Back to “America First,” the fact is, it is a statement that has international resonance, dating back to the Monroe doctrine. People didn’t want to be involved in WWI, then they didn’t want to be involved in WWII. That is the way I understood it. Lee and his co-writers twist this to be a rallying cry of the Klan. I am not saying that any part of racism didn’t involve thinking anyone of color is not American. I am just saying that “America First” is how they phrased it.
It feels like bending the truth to fit the narrative. This takes us out of the film and puts us right there with Spike Lee complaining about not being able to use the special elevator only staff used at MSG for Knicks games. I get it. You’re a season ticket holder forever. You deserve everything because you’re Spike Lee. If you don’t get it, we’re all racist.
The shame of it is, the rest of BlacKkKlansman is a great film. It’s a story well told, with nuance, compassion and different perspectives. First we have Washington’s Ron Stallworth (the real one). His desire to be a Colorado Springs police officer is endearingly stubborn. I love the way he takes initiative from being in the evidence room to becoming intelligence and then a detective. He walks the line with his Black Power girlfriend Patricia (Harrier), his work with the force and the Klan marvelously. Then his initial call to and the immediate call back from the KKK is just one of many incredibly funny moments in the film. The humor is in his actions and in how others react to him.
Enter white Ron Stallworth, aka Flip Zimmerman (Driver). He is a lapsed Jew who is just a detective until he’s brought into the investigation by Stallworth using his own name. We feel the anxiety as Zimmerman is forced to to learn the King’s English the way Stallworth speaks it. There is a very distinct dialogue and Driver, despite his heavy nasal tone, pulls it off. We see how Stallworth’s passion turns his job into their crusade.
Both Washington and Driver deserved nominations for their work. They are incredible and rewatchable (I have seen the film 3 times so far).
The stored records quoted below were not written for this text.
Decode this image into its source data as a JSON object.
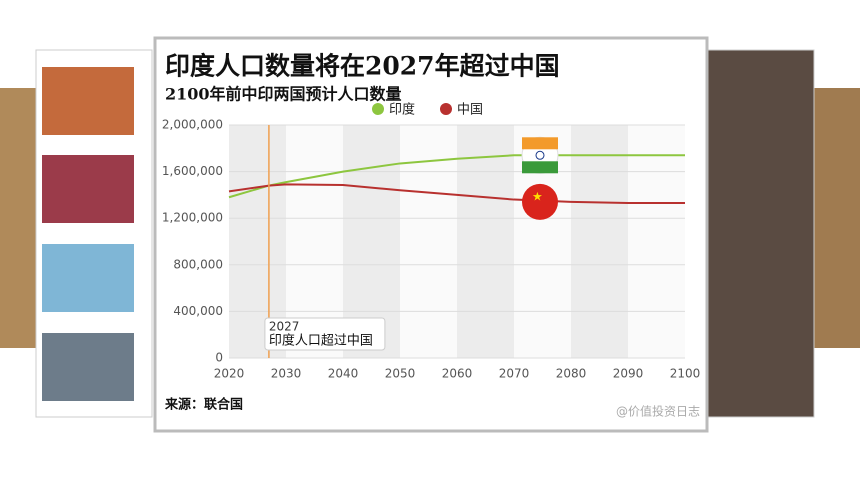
{
  "chart_data": {
    "type": "line",
    "title": "印度人口数量将在2027年超过中国",
    "subtitle": "2100年前中印两国预计人口数量",
    "x": [
      2020,
      2027,
      2030,
      2040,
      2050,
      2060,
      2070,
      2080,
      2090,
      2100
    ],
    "series": [
      {
        "name": "印度",
        "color": "#8dc63f",
        "values": [
          1380000,
          1480000,
          1510000,
          1600000,
          1670000,
          1710000,
          1740000,
          1740000,
          1740000,
          1740000
        ]
      },
      {
        "name": "中国",
        "color": "#b8312f",
        "values": [
          1430000,
          1480000,
          1490000,
          1485000,
          1440000,
          1400000,
          1360000,
          1340000,
          1330000,
          1330000
        ]
      }
    ],
    "xlim": [
      2020,
      2100
    ],
    "xticks": [
      2020,
      2030,
      2040,
      2050,
      2060,
      2070,
      2080,
      2090,
      2100
    ],
    "ylim": [
      0,
      2000000
    ],
    "yticks": [
      0,
      {
        "value": 400000,
        "label": "400,000"
      },
      {
        "value": 800000,
        "label": "800,000"
      },
      {
        "value": 1200000,
        "label": "1,200,000"
      },
      {
        "value": 1600000,
        "label": "1,600,000"
      },
      {
        "value": 2000000,
        "label": "2,000,000"
      }
    ],
    "grid": true,
    "annotation": {
      "x": 2027,
      "year": "2027",
      "text": "印度人口超过中国",
      "color": "#f0a050"
    },
    "source": "来源：联合国",
    "watermark": "@价值投资日志"
  }
}
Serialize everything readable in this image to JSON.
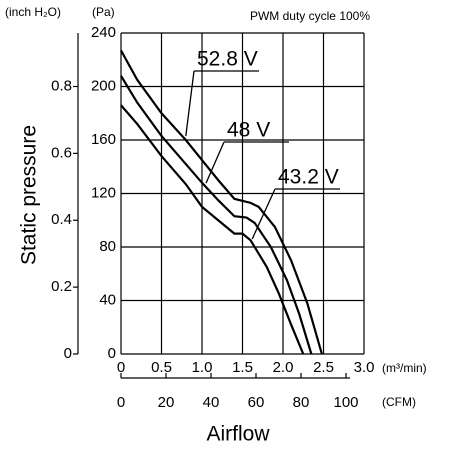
{
  "chart_data": {
    "type": "line",
    "title": "PWM duty cycle 100%",
    "y_label": "Static pressure",
    "y_unit": "(Pa)",
    "y2_unit": "(inch H₂O)",
    "x_label": "Airflow",
    "x_unit": "(m³/min)",
    "x2_unit": "(CFM)",
    "xlim": [
      0,
      3.0
    ],
    "xticks": [
      0,
      0.5,
      {
        "value": 1,
        "label": "1.0"
      },
      1.5,
      {
        "value": 2,
        "label": "2.0"
      },
      2.5,
      {
        "value": 3,
        "label": "3.0"
      }
    ],
    "ylim": [
      0,
      240
    ],
    "yticks": [
      0,
      40,
      80,
      120,
      160,
      200,
      240
    ],
    "y2lim": [
      0,
      0.96
    ],
    "y2ticks": [
      0,
      0.2,
      0.4,
      0.6,
      0.8
    ],
    "x2lim": [
      0,
      108
    ],
    "x2ticks": [
      0,
      20,
      40,
      60,
      80,
      100
    ],
    "grid": true,
    "series": [
      {
        "name": "52.8 V",
        "color": "#000000",
        "x": [
          0,
          0.2,
          0.5,
          0.8,
          1.0,
          1.2,
          1.4,
          1.6,
          1.7,
          1.9,
          2.1,
          2.3,
          2.48
        ],
        "values": [
          227,
          205,
          180,
          160,
          145,
          130,
          116,
          113,
          110,
          95,
          70,
          38,
          0
        ]
      },
      {
        "name": "48 V",
        "color": "#000000",
        "x": [
          0,
          0.2,
          0.5,
          0.8,
          1.0,
          1.2,
          1.4,
          1.55,
          1.65,
          1.85,
          2.05,
          2.2,
          2.35
        ],
        "values": [
          208,
          188,
          163,
          142,
          128,
          115,
          103,
          102,
          98,
          80,
          55,
          30,
          0
        ]
      },
      {
        "name": "43.2 V",
        "color": "#000000",
        "x": [
          0,
          0.2,
          0.5,
          0.8,
          1.0,
          1.2,
          1.4,
          1.5,
          1.6,
          1.8,
          1.95,
          2.1,
          2.25
        ],
        "values": [
          186,
          172,
          148,
          127,
          110,
          100,
          90,
          90,
          85,
          65,
          45,
          22,
          0
        ]
      }
    ]
  }
}
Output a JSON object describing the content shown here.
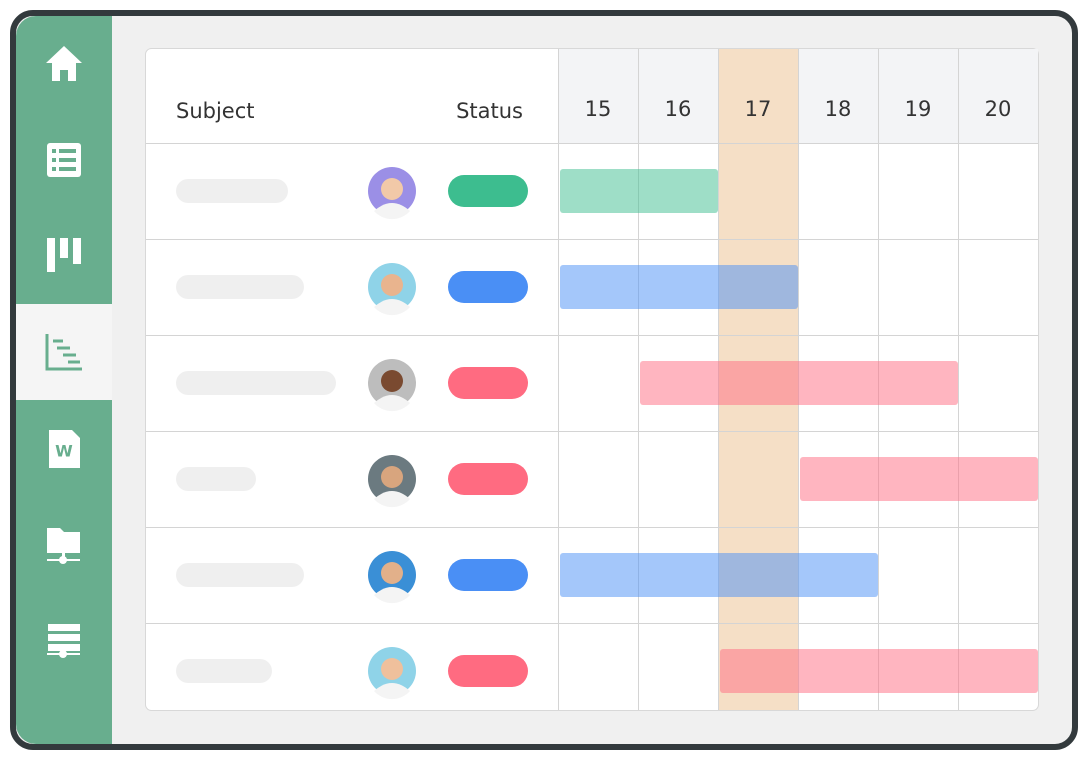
{
  "header": {
    "subject": "Subject",
    "status": "Status"
  },
  "days": [
    15,
    16,
    17,
    18,
    19,
    20
  ],
  "highlight_day": 17,
  "rows": [
    {
      "status_color": "#3dbd8f",
      "start": 15,
      "end": 16
    },
    {
      "status_color": "#4a8ff5",
      "start": 15,
      "end": 17
    },
    {
      "status_color": "#ff6b81",
      "start": 16,
      "end": 19
    },
    {
      "status_color": "#ff6b81",
      "start": 18,
      "end": 20
    },
    {
      "status_color": "#4a8ff5",
      "start": 15,
      "end": 18
    },
    {
      "status_color": "#ff6b81",
      "start": 17,
      "end": 20
    }
  ]
}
I would love to see them work with the effortlessly real Buscemi again. From the point where they accept their own, for better (mostly) or worse, to where they root out the real bad weeds within, the whole police force feels real.
The portrayal of the Klan members is something I will have to take on faith. My experience is limited to film portrayals and talk shows of the ’80’s like Phil Donahue, Morton Downey, Jr. and Geraldo Rivera. Apparently, those resources should be enough. They range from ineffective white loser Walter (Eggold), drunk fat guy (Hauser), clueless politician (Grace) to all out psycho (Pääkkönen).
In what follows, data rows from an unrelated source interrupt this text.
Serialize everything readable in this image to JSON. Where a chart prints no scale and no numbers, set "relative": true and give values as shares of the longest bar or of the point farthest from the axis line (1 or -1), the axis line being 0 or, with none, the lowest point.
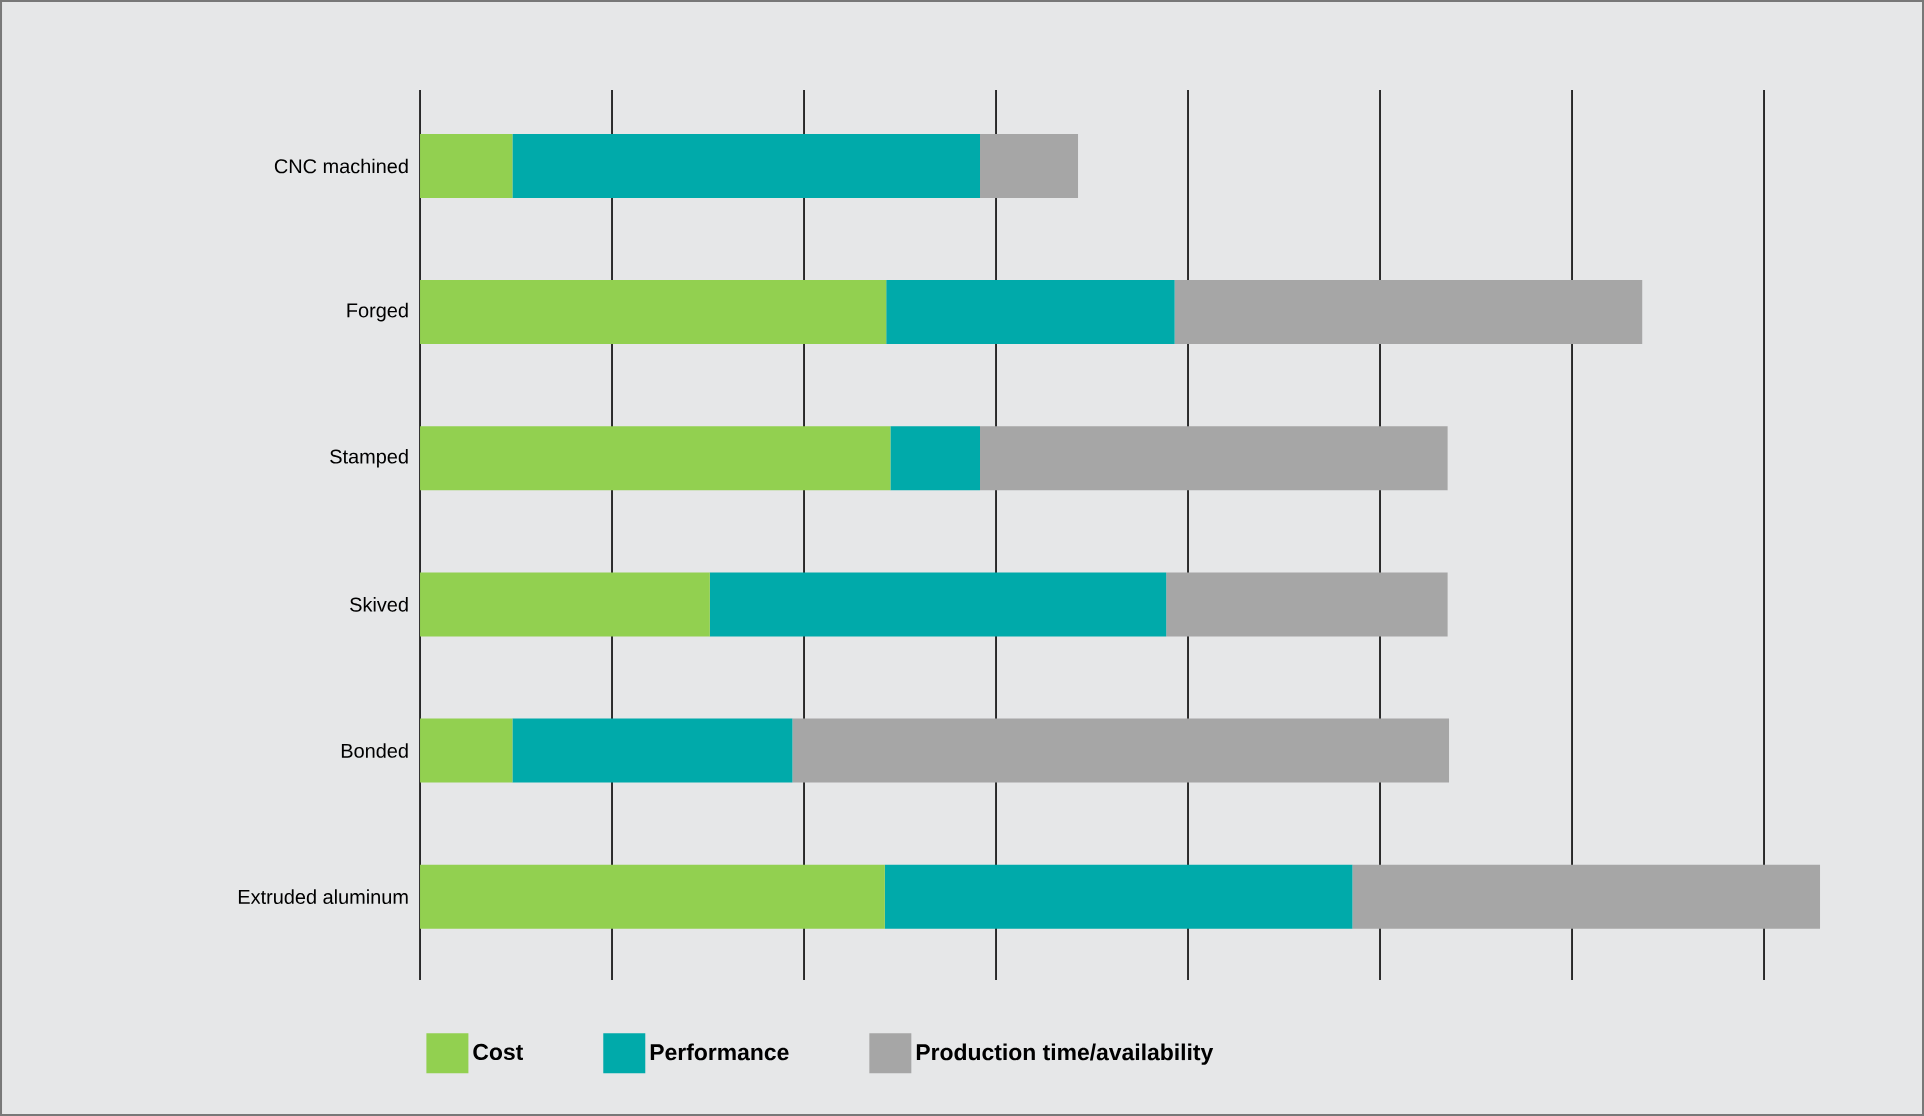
{
  "chart_data": {
    "type": "bar",
    "orientation": "horizontal",
    "stacked": true,
    "relative": true,
    "grid": "x",
    "legend": "bottom",
    "categories": [
      "CNC machined",
      "Forged",
      "Stamped",
      "Skived",
      "Bonded",
      "Extruded aluminum"
    ],
    "series": [
      {
        "name": "Cost",
        "color": "#92d050",
        "values": [
          0.066,
          0.333,
          0.336,
          0.207,
          0.066,
          0.332
        ]
      },
      {
        "name": "Performance",
        "color": "#00aaaa",
        "values": [
          0.334,
          0.206,
          0.064,
          0.326,
          0.2,
          0.334
        ]
      },
      {
        "name": "Production time/availability",
        "color": "#a6a6a6",
        "values": [
          0.07,
          0.334,
          0.334,
          0.201,
          0.469,
          0.334
        ]
      }
    ]
  }
}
This film is almost everything it could have been. If edited for the above mentioned b.s., it may have won more than adapted screenplay. It’s this viewer’s wish that Spike Lee corralled his passion into the perfect movie he is capable of making, instead of throwing in inflammatory, obvious, divisive and provably false things as a spanner in his own work.
Images like this go a long way to proving the points he (and most Americans) believes about our country’s past. This film goes a long way to showing how things can improve. Throwing fuel on the fire of hatred on the way out the door shatters the illusion we’ve just watched onscreen for the previous 2 hours. And for what?
You’d have to ask Spike that question, even though I am sure the answer involves his treatment as a Knicks V.I.P. and special secret elevators.